Summary - Randomness

Quantum physics differs from classical physics in many ways, the most dramatic of which is that certain processes at the atomic level, such as radioactive decay, are random rather than deterministic. There is a method to the madness, however: quantum physics still rules out any process that violates conservation laws, and it also offers methods for calculating probabilities numerically.

In this chapter we focused on certain generic methods of working with probabilities, without concerning ourselves with any physical details. Without knowing any of the details of radioactive decay, for example, we were still able to give a fairly complete treatment of the relevant probabilities. The most important of these generic methods is the law of independent probabilities, which states that if two random events are not related in any way, then the probability that they will both occur equals the product of the two probabilities,

probability of A and B = P_AP_B [if A and B are independent] .
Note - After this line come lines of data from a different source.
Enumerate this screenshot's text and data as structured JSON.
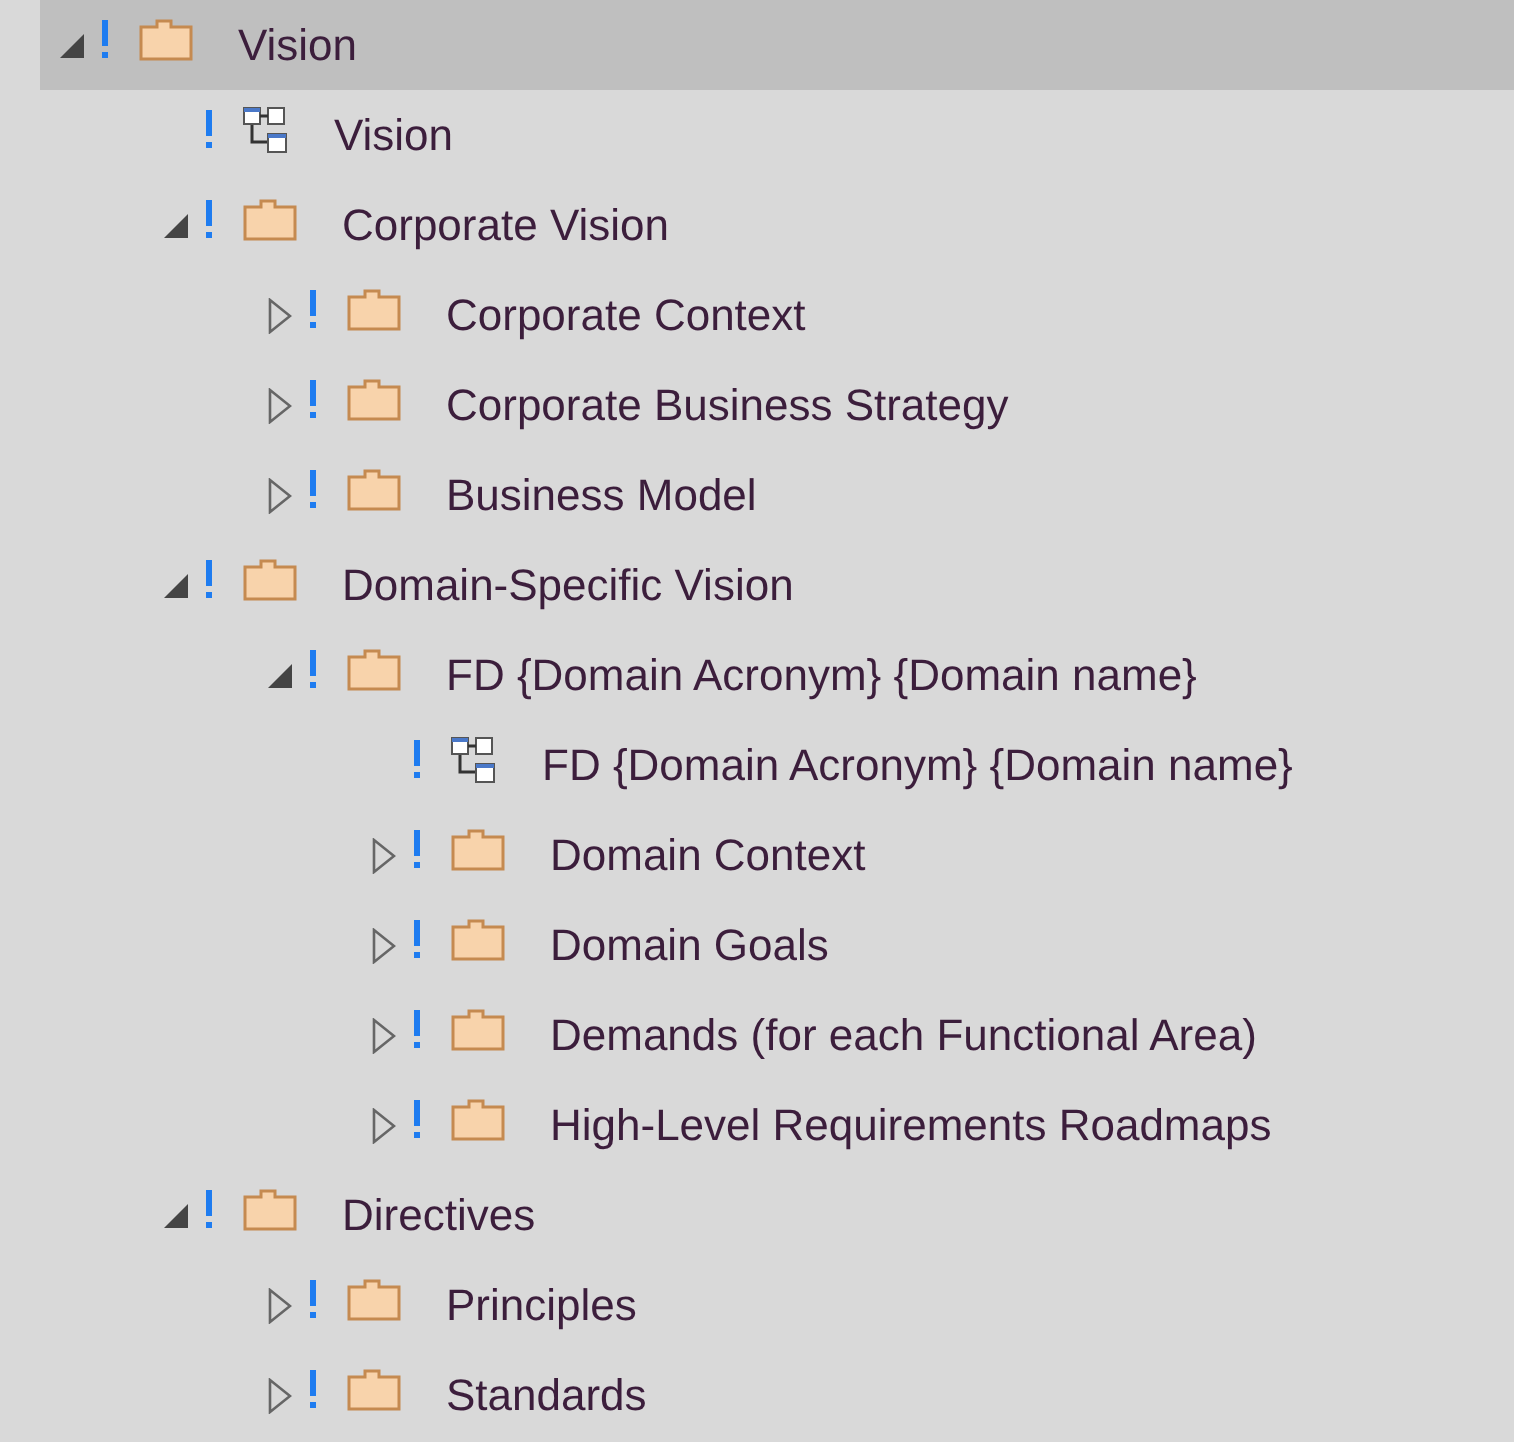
{
  "tree": [
    {
      "kind": "folder",
      "label": "Vision",
      "expanded": true,
      "selected": true,
      "children": [
        {
          "kind": "diagram",
          "label": "Vision",
          "selected": false
        },
        {
          "kind": "folder",
          "label": "Corporate Vision",
          "expanded": true,
          "selected": false,
          "children": [
            {
              "kind": "folder",
              "label": "Corporate Context",
              "expanded": false,
              "selected": false
            },
            {
              "kind": "folder",
              "label": "Corporate Business Strategy",
              "expanded": false,
              "selected": false
            },
            {
              "kind": "folder",
              "label": "Business Model",
              "expanded": false,
              "selected": false
            }
          ]
        },
        {
          "kind": "folder",
          "label": "Domain-Specific Vision",
          "expanded": true,
          "selected": false,
          "children": [
            {
              "kind": "folder",
              "label": "FD {Domain Acronym} {Domain name}",
              "expanded": true,
              "selected": false,
              "children": [
                {
                  "kind": "diagram",
                  "label": "FD {Domain Acronym} {Domain name}",
                  "selected": false
                },
                {
                  "kind": "folder",
                  "label": "Domain Context",
                  "expanded": false,
                  "selected": false
                },
                {
                  "kind": "folder",
                  "label": "Domain Goals",
                  "expanded": false,
                  "selected": false
                },
                {
                  "kind": "folder",
                  "label": "Demands (for each Functional Area)",
                  "expanded": false,
                  "selected": false
                },
                {
                  "kind": "folder",
                  "label": "High-Level Requirements Roadmaps",
                  "expanded": false,
                  "selected": false
                }
              ]
            }
          ]
        },
        {
          "kind": "folder",
          "label": "Directives",
          "expanded": true,
          "selected": false,
          "children": [
            {
              "kind": "folder",
              "label": "Principles",
              "expanded": false,
              "selected": false
            },
            {
              "kind": "folder",
              "label": "Standards",
              "expanded": false,
              "selected": false
            }
          ]
        }
      ]
    }
  ]
}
The most important application is to radioactive decay. The time that a radioactive atom has a 50% chance of surviving is called the half-life, t_1/2. The probability of surviving for two half-lives is (1/2)(1/2) = 1/4, and so on. In general, the probability of surviving a time t is given by

P_surv(t) = 0.5^t/t1/2 . Related quantities such as the rate of decay and probability distribution for the time of decay are given by the same type of exponential function, but multiplied by certain constant factors.